I am still trying to figure out how my second car accident in six months could be seem as a guide post from the universe. Honestly. I was driving REALLY slowly both times.
Another very unpleasant experience took on all of the aspects of an opportunity for learning, once I had stopped being positively furious, a matter of only two weeks, give or take a few days. I have learned how to file a motion, electronically even, which may or may not come in handy in the future. If given the choice, I certainly hope it will not EVER be needed again. I suppose I learned that some things cannot be rushed, even though you were wishing they did not have to happen at all.

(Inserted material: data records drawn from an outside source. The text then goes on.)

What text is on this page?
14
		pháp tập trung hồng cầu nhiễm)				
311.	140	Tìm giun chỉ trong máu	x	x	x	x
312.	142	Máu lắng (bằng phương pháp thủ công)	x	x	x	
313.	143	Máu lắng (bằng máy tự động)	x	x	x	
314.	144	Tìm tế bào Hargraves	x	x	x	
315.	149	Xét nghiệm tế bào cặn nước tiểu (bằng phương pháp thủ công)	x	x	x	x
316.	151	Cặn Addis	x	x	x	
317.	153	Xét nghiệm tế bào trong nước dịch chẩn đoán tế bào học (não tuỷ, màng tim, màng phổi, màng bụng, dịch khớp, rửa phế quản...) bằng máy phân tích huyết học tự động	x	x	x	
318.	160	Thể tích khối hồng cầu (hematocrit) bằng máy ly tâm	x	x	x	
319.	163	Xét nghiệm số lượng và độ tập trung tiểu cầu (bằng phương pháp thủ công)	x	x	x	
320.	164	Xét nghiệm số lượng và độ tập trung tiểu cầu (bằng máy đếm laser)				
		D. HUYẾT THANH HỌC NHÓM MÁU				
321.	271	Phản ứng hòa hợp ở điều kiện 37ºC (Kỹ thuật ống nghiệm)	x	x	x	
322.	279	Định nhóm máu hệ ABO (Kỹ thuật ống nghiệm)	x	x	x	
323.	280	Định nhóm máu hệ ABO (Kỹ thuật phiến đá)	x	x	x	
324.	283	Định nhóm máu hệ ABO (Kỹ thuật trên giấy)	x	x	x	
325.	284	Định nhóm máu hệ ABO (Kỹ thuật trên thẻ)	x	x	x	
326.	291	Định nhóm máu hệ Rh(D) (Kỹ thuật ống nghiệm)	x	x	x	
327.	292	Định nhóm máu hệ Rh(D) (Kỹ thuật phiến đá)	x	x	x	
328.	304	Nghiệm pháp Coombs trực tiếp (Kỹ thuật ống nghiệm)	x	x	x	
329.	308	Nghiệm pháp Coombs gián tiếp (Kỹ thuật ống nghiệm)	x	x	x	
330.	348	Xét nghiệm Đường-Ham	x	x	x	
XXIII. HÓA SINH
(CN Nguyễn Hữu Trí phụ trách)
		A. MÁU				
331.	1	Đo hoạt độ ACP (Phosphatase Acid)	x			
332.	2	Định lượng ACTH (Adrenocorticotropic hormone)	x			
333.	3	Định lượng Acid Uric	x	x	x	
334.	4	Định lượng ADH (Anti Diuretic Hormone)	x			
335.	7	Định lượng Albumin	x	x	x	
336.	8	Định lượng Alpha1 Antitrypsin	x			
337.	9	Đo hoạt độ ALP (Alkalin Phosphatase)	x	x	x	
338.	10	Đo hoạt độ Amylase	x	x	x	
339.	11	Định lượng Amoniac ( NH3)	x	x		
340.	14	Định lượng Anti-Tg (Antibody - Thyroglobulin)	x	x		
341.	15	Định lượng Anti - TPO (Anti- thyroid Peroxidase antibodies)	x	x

One child has a theatre festival out of town this weekend. As I drove home from dropping her off at 6:30am, I took the side streets through the old section of town. There were some stunning old homes in these parts, but most of them are in a sad state today. Families just like mine are raising children here, in the midst of violence and drug deals. Their plumbing probably sucks even more than mine. I bet the roofs all need replacing. I get to wake up every morning in a warm home, with a back yard where the kids can play in safety. My house has a working fireplace and there is a pile of wood to burn. Gratitude goes a long way toward joy and hope returning to one's perspective.
Our garage was the center for a "please join us, all!" Halloween fest again this year, dressing up is so much fun. And a whole lot of creative effort went into the costumes, from the children themselves. Above: Gaƫl, as a medieval plague doctor, or something. His mask was a work of devotion and love; papier mache, leather piecing, punching and stitching, by himself and our friend, Juniper, below:
Charles made his costume in the garage, his other dwelling place; he went as SportsMaster, I think, a comic book character:
Valentine, aka Little Red with Toto, visits with the Lion. She recycled her now completed red cape I made her.
Friends who came to play, Jon and Molly:
And, the grown-ups, dressed up, at the Witches' Ball: (Charles graciously loaned his costume to his Dad for the evening).
Thierry had to leave the country again, but this time it was a sorrow as well as a privilege. His grandmother passed away, at the age of 96. Goodness how we all loved her. She was incredible, and very much small scale, fiercely devoted to her family and taking care of them. The rest of the world could go hang; except for the church festival and others needing her knitted layettes. If you asked, she would knit. And yet, as her family grew and grew, she touched more and more lives every day. She did small things with great love, as seems to be the secret of all sages everywhere.
When my grandparents passed away during my time in France, we had not a penny to spare for me to return. It broke my heart not to be able to grieve with my family, but I had my husband who loved me and that made all the difference. It also meant that I had complete empathy with his need to be with his family. What we needed to do to make it happen was going to happen. Easy? No, but then, most things that are worth doing are not going to be easy.
I gazed at the sunrise from my car while waiting in the parking lot this morning. I breathed in the beauty and imagined millions of people all breathing in unison, praying for peace, at that moment, and you could tell; those colors were not easy to mix to make this picture just so. And it happens over and over, every single day. Courage and light to you.